4. The method of claim 3, wherein said allocating comprises allocating cache partitions dynamically to the selected subset of application tasks in said partition control register, wherein a dynamic partition unit performs the allocation of cache partitions.
5. The method of claim 1 wherein, the application tasks comprises a sequence of instructions.
6. A system for dynamically partitioning a cache memory in a multiprocessor for a set of application tasks comprising: a task scheduler (205, 405) for storing a scheduling pattern of said set of application tasks; and cache controller logic (215, 415) for selecting and updating a subset of application tasks from the set of application tasks, and for allocating cache partitions dynamically to said subset of application tasks updated in said cache controller logic.
7. The system of claim 6, wherein said task scheduler (205, 405) comprises a look up table (210, 410) for storing the scheduling pattern of the application tasks.
8. The system of claim 6, wherein the cache controller logic (415) comprises: a partition control register (425) for updating the subset of application tasks; and a dynamic partition unit (420) for allocating cache partitions dynamically to the subset of application tasks.
9. The system of claim 8, wherein the partition control register (425) is updated by the task scheduler (405) according to the scheduling pattern stored in the look up table
(410).
10. The system of claim 6, wherein the application tasks comprises a sequence of instructions. |
Dynamic cache partitioning
FIELD OF THE INVENTION
The present invention relates in general to a data processing system comprising cache storage, and more specifically relates to dynamic partitioning of the cache storage for application tasks in a multiprocessor.
BACKGROUND OF THE INVENTION
Cache partitioning is a well-known technique in multi-tasking systems for achieving more predictable cache performance by reducing resource interference.
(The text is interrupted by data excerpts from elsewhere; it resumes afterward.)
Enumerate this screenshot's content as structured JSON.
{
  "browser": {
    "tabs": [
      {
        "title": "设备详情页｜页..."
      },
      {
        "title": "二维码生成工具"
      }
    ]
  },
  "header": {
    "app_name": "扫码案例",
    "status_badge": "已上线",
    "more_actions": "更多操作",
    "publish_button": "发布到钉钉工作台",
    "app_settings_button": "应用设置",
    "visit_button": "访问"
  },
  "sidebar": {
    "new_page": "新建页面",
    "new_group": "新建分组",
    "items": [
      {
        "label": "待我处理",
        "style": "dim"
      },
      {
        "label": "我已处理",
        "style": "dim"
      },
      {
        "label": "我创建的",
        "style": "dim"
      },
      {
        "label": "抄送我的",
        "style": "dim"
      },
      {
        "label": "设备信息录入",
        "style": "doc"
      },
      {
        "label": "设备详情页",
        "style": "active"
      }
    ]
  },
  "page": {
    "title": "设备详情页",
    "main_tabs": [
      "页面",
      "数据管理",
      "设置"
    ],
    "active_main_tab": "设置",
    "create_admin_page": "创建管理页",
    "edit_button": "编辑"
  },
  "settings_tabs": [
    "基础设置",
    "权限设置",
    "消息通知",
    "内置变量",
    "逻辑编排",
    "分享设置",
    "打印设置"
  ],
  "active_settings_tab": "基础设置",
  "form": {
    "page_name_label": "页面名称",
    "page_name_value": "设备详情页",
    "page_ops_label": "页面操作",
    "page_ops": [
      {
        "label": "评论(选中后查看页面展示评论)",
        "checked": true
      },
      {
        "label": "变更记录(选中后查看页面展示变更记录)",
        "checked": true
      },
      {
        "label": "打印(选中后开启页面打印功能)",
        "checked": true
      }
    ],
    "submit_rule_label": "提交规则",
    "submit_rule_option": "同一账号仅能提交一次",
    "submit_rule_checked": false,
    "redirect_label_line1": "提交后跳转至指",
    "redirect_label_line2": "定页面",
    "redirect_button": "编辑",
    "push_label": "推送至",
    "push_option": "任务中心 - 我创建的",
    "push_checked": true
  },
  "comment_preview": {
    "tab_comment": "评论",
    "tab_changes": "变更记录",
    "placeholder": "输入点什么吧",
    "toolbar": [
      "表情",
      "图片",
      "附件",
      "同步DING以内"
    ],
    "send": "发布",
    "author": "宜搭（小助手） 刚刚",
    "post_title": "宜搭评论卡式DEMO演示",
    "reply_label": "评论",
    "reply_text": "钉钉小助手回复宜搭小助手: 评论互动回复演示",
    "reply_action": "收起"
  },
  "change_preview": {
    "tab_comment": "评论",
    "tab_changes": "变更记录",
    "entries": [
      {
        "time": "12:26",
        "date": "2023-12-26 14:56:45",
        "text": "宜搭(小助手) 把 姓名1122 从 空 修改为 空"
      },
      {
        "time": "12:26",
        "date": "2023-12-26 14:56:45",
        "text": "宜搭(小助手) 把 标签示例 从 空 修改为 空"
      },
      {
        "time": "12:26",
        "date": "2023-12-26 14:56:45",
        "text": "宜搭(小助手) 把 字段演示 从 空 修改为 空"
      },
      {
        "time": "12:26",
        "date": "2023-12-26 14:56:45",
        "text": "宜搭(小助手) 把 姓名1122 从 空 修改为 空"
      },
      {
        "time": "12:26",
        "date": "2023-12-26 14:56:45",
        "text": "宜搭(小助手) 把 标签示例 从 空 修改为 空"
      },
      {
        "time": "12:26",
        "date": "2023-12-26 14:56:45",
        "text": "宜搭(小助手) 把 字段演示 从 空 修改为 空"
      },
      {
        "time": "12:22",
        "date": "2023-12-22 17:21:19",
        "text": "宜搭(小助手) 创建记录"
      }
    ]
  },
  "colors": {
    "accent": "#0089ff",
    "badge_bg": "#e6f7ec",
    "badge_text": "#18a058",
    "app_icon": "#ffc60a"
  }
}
In a data processing system comprising of multiprocessors, the cache storage is shared between multiple processes or application tasks. The cache storage is partitioned into different sections for different application tasks. In a multiprocessing system with large number of application tasks, cache partitioning may result in small sized partitions per application tasks, as the total cache size is limited. This will cause performance deterioration, as the application tasks will not be able to accommodate its working set in the allotted cache partition which causes more cache misses. It can be advantageous to partition the cache into sections, where each section is allocated to a respective class of processes, rather than the processes sharing entire cache storage.
US Patent application 2002/0002657A1 by Henk Muller et al discloses a method of operating a cache memory in a system, in which a processor is capable of executing a plurality of processes. Such techniques partition the cache into many small partitions instead of using one monolithic data-cache in which, accesses to different data objects may interfere.
In such cases, typically the compiler is aware of the cache architecture, and allocates the cache partitions to the application tasks.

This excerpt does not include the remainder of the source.